403(b) Hack: Why You Might Want To Leave A Few Dollars In Your 403(b), Even If You're Retired And Don't Want It

When public school employees retire they should think twice before rolling their 403(b) money (or 457(b)) over to an IRA. I'm not talking about the hordes of insurance agents and brokers who are trying to sell you poorly structured products so they can take fancy trips, that's of course a good reason not to rollover, but there is another, potentially powerful reason why you should keep at least some money in a 403(b)/457(b) as long as you are retired.

When the financial crisis hit in 2008, interest rates were pretty high on mostly safe products, but that quickly changed as rates plummeted to nearly zero. Insurance companies who offered 3 and 4% guarantees were caught off guard and quickly shut down product lines and restricted new money. As the years went on, it became more difficult to find a product with a good rate and a high degree of safety. But there were still some products that didn't restrict new money and other companies that came out with new 403(b) products that had higher rates than similar IRA products, in some cases substantially higher. In other words, some 403(b) products offered higher rates than IRA products or had lower fees.

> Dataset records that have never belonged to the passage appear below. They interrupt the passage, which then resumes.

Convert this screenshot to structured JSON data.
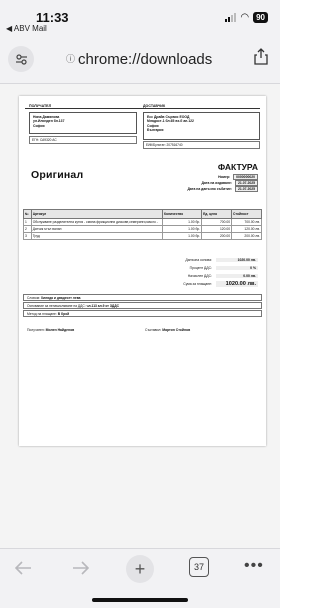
{
  "status": {
    "time": "11:33",
    "back_app": "◀ ABV Mail",
    "battery": "90"
  },
  "address_bar": {
    "url": "chrome://downloads"
  },
  "invoice": {
    "buyer_label": "ПОЛУЧАТЕЛ",
    "supplier_label": "ДОСТАВЧИК",
    "buyer": {
      "name": "Нина Дамянова",
      "address": "ул.Илинден бл.137",
      "city": "София",
      "id_label": "ЕГН:",
      "id_value": "СА9320 АС"
    },
    "supplier": {
      "name": "Есс Драйв Сървис ЕООД",
      "address": "Младост-1 бл.65 вх.б ап.122",
      "city": "София",
      "country": "България",
      "vat_label": "ЕИК/Булстат:",
      "vat_value": "207516740"
    },
    "copy_label": "Оригинал",
    "title": "ФАКТУРА",
    "number_label": "Номер:",
    "number": "0000000020",
    "issue_date_label": "Дата на издаване:",
    "issue_date": "21.07.2025",
    "tax_date_label": "Дата на данъчно събитие:",
    "tax_date": "21.07.2025",
    "columns": {
      "no": "№",
      "article": "Артикул",
      "qty": "Количество",
      "unit_price": "Ед. цена",
      "amount": "Стойност"
    },
    "items": [
      {
        "no": "1",
        "article": "Обслужване разделителна кутия - смяна фрикционни дискове,семеринги,масло -",
        "qty": "1.00 бр.",
        "unit_price": "700.00",
        "amount": "700.00 лв."
      },
      {
        "no": "2",
        "article": "Датчик ъгъл валан",
        "qty": "1.00 бр.",
        "unit_price": "120.00",
        "amount": "120.00 лв."
      },
      {
        "no": "3",
        "article": "Труд",
        "qty": "1.00 бр.",
        "unit_price": "200.00",
        "amount": "200.00 лв."
      }
    ],
    "totals": {
      "tax_base_label": "Данъчна основа:",
      "tax_base": "1020.00 лв.",
      "vat_pct_label": "Процент ДДС:",
      "vat_pct": "0 %",
      "vat_amount_label": "Начислен ДДС:",
      "vat_amount": "0.00 лв.",
      "total_label": "Сума за плащане:",
      "total": "1020.00 лв."
    },
    "in_words_label": "Словом:",
    "in_words": "Хиляда и двадесет лева",
    "vat_basis_label": "Основание за неначисляване на ДДС:",
    "vat_basis": "чл.113 ал.9 от ЗДДС",
    "payment_label": "Метод на плащане:",
    "payment": "В брой",
    "receiver_label": "Получател:",
    "receiver": "Милен Найденов",
    "author_label": "Съставил:",
    "author": "Мартин Стойнов"
  },
  "toolbar": {
    "tabs_count": "37"
  }
}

A client of mine had money in an IRA and we wanted to put some of it in a fixed account type product, but rates were terrible. The best we could find was 1.35%. I knew of a 403(b) with no surrender fees and a fixed account that was paying a net rate of 3.5% from a highly rated insurance company (yes, no commissions, no surrender fees, no surrender period), but my client was retired and if you're retired and you don't have an existing 403(b) you cannot open a new one. Then my client showed me an old policy that he had forgotten about. It was a 403(b) with a school district he had worked in years before (like 25 years earlier). It dawned on me, he was still a member of that school district's plan, the fact that he was retired had no bearing, he was still a participant because the vendor was still active and his policy meant he was part of the plan.

Since my client was a participant in the plan and that plan had the 403(b) option that paid the 3.5% rate, I opened a new 403(b) (remember, he is allowed to open it because he is still a participant in the plan due to him still holding that old 403(b)) and moved IRA money into it and started earning that higher rate.

My client earned in excess of 2% more than he could have gotten in an IRA because we didn't settle. We didn't require all his money be kept at one place for ease of accounting, it was a little more work on my part, but it was the right thing to do and made my client significantly more money. It's what a fiduciary does.

The moral here is that even if you find a great IRA to roll your money into, don't roll everything over. Leave some money in your 403(b) or your 457(b) just in case an option later comes along that can't be found anywhere else. Think of it almost as an insurance policy. Yes, it's a pain (another statement, another login an another RMD), but that pain just might pay off in the end like it did for my client.